Los 'punks', los 'góticos' y los 'grunges': la gloriosa época en que la música la tomaron los «raros»
Los Ramones, The Cure o Nirvana marcaron en los 70, los 80 y los 90, respectivamente, caminos impensables y crearon modas inimaginables
No es que la música pop o rock haya sido precisamente realizada por los «normales». Puede que el fenómeno fan lo comenzara Frank Sinatra, que era casi un delincuente juvenil. Elvis era pobre y también raro. «Antes de Elvis no había nada», dijo John Lennon. Esa nada eran perfectos caballeros cantantes que apenas se movían y entonaban canciones populares con traje y corbata. La revolución de los «raros» cambió todo eso. Johnny Cash era raro, y Jerry Lee Lewis y Buddy Holly y Roy Orbison.
No lo fueron tanto Los Beatles, esos chicos ingleses con traje como perfectos caballeros cantantes cuya diferencia era el flequillo que se agitaba cuando aullaban para hacer aullar al público ansioso por hacerlo. A los raros había que esconderlos un poco, al menos al principio. Y así vistió a los de Liverpool su astuto creador de imagen Brian Epstein. A Elvis también trataron de vestirlo. Le obligaron a salir en televisión sin mover un dedo vestido de frac para cantarle Hound Dog a un perro subido en un taburete. Pero los trajes a Elvis se le deshacían con sus movimientos como a Forrest Gump al correr los hierros en las piernas.
Desde entonces los raros triunfaron en la música gracias a Elvis, antes de quien, como dijo John Lennon, no había nada. Había que ser raro para triunfar en la música. Y cada vez más. La liberalización de la rareza se disparó incluso con Elvis, que terminó demasiado prontamente sus días vestido de astronauta/superhéroe. Los Beatles se dejaron crecer el flequillo y la barba y el mismo Lennon se puso las gafas redondas de raro que gracias a ellos ya no lo son. A finales de los 70 lo raro se dio la vuelta con el punk. Vueltas y vueltas. Golpes y golpes.
Ya nadie escondía su rareza. Los Sex Pistols gritaban con el pelo rojo. Sid Vicious, el bajista que no sabía tocar, se autolesionaba en el culmen de la moda. Era el punk (el vándalo, el gamberro) como una superación de lo raro. Los punks y sus diferentes gradaciones (los Pistols, Los Ramones, The Clash) triunfaron a finales de los 70 como un cañón cargado de metralla. Antes habían estado los mods, y de los punks, de corta vida, aunque de profunda influencia, nacieron los góticos con el pelo teñido y rizado. Eran los punks con las puntas rizadas.

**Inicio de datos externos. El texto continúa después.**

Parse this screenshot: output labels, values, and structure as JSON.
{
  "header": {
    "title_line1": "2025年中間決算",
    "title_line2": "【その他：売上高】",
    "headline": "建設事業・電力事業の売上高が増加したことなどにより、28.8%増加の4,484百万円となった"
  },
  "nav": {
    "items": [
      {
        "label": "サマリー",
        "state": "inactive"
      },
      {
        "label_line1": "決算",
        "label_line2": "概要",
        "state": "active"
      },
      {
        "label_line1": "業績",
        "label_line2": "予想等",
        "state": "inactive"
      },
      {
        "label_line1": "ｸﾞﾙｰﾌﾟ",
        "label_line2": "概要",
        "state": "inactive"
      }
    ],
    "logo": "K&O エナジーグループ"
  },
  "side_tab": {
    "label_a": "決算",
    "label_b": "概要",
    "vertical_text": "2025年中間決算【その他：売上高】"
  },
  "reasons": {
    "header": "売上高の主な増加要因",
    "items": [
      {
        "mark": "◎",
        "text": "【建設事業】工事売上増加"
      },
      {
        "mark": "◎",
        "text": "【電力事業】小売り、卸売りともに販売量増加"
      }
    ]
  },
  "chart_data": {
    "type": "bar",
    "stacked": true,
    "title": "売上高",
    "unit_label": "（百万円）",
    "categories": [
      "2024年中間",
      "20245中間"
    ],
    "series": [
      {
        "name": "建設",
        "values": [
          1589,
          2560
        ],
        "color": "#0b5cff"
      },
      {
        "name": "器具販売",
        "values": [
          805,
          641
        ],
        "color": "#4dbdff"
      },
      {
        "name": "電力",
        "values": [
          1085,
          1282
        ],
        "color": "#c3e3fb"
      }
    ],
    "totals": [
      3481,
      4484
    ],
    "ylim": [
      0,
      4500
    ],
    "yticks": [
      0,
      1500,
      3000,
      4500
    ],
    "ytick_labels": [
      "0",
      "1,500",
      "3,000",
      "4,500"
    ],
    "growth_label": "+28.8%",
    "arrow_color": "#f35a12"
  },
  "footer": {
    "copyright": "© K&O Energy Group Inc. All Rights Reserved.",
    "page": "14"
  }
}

Tan pálidos como Eduardo Manostijeras, representación adolescente de su autor, Tim Burton y, sobre todo, de Robert Smith, el líder de The Cure (impulsado por la normalidad estética del Ian Curtis de Joy Division que se vestía de punk o de post-punk por dentro), que sigue de gira con la misma facha eterna e inacabable cantando que los chicos no lloran. Eso fue en los 80, sobre todo, y desde los 80 todas esas imágenes y todos esos sonidos se extendieron para tocar a los Smiths, U2, REM... e inevitablemente, como en cada década, ya desde los tiempos de Sinatra (incluso antes o por el estilo estaban los bebops que hacían moverse e inspirarse a los beatniks), llegaron los 90 y tenían que llegar unos nuevos «raros».

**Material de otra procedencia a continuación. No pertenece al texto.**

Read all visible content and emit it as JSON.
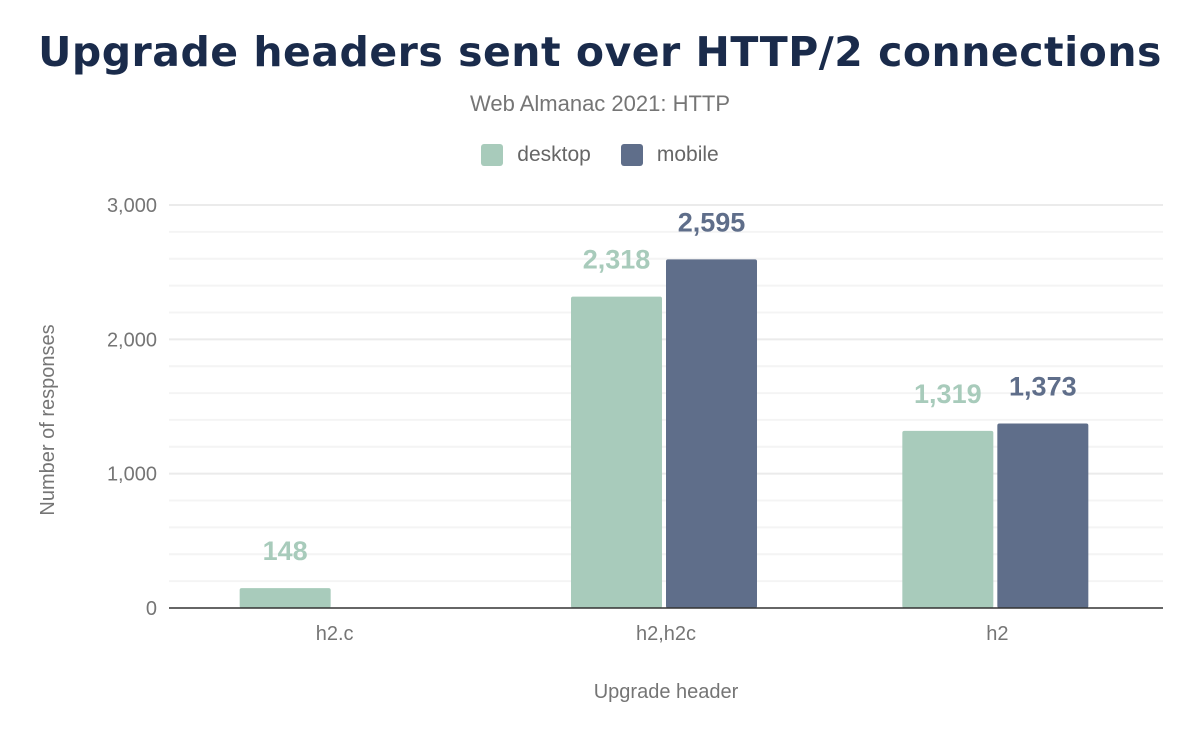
{
  "chart_data": {
    "type": "bar",
    "title": "Upgrade headers sent over HTTP/2 connections",
    "subtitle": "Web Almanac 2021: HTTP",
    "xlabel": "Upgrade header",
    "ylabel": "Number of responses",
    "categories": [
      "h2.c",
      "h2,h2c",
      "h2"
    ],
    "series": [
      {
        "name": "desktop",
        "color": "#a8cbbb",
        "values": [
          148,
          2318,
          1319
        ],
        "labels": [
          "148",
          "2,318",
          "1,319"
        ]
      },
      {
        "name": "mobile",
        "color": "#5f6e8a",
        "values": [
          null,
          2595,
          1373
        ],
        "labels": [
          "",
          "2,595",
          "1,373"
        ]
      }
    ],
    "ylim": [
      0,
      3000
    ],
    "yticks": [
      0,
      1000,
      2000,
      3000
    ],
    "ytick_labels": [
      "0",
      "1,000",
      "2,000",
      "3,000"
    ],
    "minor_grid_step": 200,
    "grid": true,
    "legend": "top-center"
  }
}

Fueron los «grunges», el subgénero, como todos los demás, que surgió de los niños, de los adolescentes, de los escolares «grunges» (desaliñados). La música creó una moda impensable sin aquella. Rarísimos jóvenes alienados con el pelo largo y sucio que tocaban una música sucia y sin embargo limpia. Nirvana trajo la alegría de los Bay City Rollers, como dijo Kurt Cobain, con la voz ronca, rota, tan angustiada como la de Jeremy, el niño del primer éxito casi lírico de Pearl Jam. La rareza del rock. Los raros musicalmente gloriosos que conquistaron el mundo no entonces, sino desde entonces para siempre.